The diversity in membership of that group is broad, the one thing we all have in common is the impulse to make sense of the seemingly senseless, and communicate the tale - for each of us that impulse was strong enough to overcome whatever barriers prevent the vast majority of people from doing the same. Everyone at some point has some vague idea they believe should be shared - we were the people who, from some combination of internal and external urging, found and spent those many half hours persistently trying to write it down.
But where will all that be in another 137 years? Or five or ten, for that matter. That's something I've asked myself since at least 2004 - when I wrote this:
Membership in the ghost battalion has grown in the years since, and an ever growing majority of those abandoned-but-still-standing sites are vanishing. Have you checked out Lt Smash's site lately? How about Sgt Hook's? If you're a long-time milblog reader you know the first widely-read milblog from Operation Iraq Freedom and the first widely-read milblog from Afghanistan are both gone from the web. If you're a relative newcomer to this world you may never even have heard of them - or the dozens upon dozens of others who carried forth the standard they set down.
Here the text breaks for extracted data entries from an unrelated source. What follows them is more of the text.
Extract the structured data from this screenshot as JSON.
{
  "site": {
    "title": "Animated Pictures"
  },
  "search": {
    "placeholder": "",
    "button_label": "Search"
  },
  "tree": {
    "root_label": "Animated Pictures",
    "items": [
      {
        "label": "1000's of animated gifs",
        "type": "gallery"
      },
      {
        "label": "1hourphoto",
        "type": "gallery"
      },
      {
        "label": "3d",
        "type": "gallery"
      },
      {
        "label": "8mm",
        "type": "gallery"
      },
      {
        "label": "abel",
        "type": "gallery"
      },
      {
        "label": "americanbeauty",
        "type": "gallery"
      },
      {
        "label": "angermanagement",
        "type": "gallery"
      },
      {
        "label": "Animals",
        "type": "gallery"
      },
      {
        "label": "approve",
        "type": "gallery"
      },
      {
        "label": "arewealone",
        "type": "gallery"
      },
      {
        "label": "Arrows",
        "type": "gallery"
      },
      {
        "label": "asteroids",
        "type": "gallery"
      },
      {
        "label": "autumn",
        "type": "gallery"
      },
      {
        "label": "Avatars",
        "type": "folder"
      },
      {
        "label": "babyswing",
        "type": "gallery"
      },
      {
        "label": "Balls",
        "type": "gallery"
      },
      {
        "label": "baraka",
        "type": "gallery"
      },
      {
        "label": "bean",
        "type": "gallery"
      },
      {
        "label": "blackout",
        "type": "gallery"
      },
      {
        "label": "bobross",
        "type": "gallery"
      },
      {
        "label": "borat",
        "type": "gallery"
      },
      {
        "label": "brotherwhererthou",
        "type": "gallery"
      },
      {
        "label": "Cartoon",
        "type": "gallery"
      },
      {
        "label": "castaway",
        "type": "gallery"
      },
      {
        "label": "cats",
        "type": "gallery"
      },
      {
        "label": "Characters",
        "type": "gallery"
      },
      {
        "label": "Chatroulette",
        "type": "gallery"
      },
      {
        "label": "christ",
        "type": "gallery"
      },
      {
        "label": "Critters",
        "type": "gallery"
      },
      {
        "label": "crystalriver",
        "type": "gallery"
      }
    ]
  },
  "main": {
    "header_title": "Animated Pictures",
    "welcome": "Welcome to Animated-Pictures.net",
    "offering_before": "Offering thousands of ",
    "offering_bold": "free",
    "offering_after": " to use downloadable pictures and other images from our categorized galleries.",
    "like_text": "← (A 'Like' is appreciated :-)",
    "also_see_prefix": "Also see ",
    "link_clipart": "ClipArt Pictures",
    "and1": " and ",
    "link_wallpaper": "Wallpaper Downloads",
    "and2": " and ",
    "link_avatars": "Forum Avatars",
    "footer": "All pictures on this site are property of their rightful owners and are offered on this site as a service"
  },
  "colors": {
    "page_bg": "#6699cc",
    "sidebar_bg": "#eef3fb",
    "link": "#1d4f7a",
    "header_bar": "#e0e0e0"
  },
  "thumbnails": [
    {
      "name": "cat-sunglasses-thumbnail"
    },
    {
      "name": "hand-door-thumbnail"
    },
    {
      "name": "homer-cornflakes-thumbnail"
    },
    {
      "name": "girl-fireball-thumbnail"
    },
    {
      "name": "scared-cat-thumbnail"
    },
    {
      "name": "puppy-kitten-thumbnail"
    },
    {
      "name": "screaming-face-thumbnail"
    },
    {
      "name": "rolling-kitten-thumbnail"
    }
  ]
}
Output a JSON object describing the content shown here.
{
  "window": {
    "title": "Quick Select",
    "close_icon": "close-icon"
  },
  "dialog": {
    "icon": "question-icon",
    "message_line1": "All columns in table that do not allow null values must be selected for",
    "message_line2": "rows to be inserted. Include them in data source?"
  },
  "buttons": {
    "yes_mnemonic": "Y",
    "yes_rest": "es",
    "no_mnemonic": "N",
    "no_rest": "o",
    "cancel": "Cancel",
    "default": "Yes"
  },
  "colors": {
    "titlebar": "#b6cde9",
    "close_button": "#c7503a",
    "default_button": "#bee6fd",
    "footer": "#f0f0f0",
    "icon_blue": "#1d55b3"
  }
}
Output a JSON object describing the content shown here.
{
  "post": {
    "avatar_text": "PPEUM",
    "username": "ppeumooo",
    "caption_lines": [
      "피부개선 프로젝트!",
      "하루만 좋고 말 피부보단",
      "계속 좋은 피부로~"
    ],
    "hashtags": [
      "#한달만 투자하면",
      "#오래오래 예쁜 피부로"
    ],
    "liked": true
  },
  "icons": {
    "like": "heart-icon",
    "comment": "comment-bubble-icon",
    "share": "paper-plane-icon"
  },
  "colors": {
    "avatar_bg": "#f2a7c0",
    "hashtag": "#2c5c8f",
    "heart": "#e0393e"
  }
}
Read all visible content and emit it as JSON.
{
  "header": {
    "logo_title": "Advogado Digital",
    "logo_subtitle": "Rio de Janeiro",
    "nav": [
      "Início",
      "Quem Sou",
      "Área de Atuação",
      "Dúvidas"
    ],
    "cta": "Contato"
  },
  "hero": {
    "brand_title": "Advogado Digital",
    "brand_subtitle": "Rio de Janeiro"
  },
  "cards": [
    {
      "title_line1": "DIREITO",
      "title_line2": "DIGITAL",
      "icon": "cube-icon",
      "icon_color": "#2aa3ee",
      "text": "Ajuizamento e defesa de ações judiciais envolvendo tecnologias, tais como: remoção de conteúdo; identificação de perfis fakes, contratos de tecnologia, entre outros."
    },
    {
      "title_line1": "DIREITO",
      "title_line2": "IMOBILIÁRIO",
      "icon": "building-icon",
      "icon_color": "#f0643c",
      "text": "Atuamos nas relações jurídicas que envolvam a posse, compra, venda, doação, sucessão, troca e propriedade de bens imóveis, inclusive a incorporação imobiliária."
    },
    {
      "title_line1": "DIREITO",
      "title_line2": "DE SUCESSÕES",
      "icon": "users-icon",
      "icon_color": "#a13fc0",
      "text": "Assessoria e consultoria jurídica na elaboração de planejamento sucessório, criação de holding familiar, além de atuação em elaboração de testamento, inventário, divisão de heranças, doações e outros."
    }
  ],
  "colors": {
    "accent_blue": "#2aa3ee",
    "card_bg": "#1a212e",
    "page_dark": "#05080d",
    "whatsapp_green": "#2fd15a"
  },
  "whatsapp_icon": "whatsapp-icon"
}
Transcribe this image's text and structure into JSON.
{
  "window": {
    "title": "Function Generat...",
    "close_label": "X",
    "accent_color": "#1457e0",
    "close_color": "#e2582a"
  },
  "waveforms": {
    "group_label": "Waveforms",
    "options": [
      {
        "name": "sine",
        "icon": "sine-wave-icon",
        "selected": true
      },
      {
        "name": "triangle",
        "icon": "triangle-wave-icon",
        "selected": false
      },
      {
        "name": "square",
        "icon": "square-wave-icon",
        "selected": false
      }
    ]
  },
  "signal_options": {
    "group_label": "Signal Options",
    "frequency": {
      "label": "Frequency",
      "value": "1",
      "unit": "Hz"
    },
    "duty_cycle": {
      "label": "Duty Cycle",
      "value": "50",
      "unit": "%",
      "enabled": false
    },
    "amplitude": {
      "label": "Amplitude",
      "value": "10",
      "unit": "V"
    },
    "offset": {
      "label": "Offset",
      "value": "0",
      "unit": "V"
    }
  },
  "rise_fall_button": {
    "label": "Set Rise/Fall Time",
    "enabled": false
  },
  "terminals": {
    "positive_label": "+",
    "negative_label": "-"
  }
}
If you have a vague notion that something should be done about that, (a notion I've heard expressed more than once...) then you and I and the good folks at the US Naval Institute are in agreement. Preserving the history documented by the milbloggers is just one of the goals of the milblog project, the once-vague idea that we're now making real.
And it's a big idea, if I say so myself - too big to explain in one simple blog post, so stand by for more. Likewise, it's too big a task to be accomplished by just one person. So if you're a milblogger (and exactly what is a milblogger? is a topic for much further discussion on its own) I'm asking for your help. All I'll really need is just a little bit (maybe just one or two of those half hours...) of your time, and your willingness to tell the tale.
We've already made history, it's time to save it.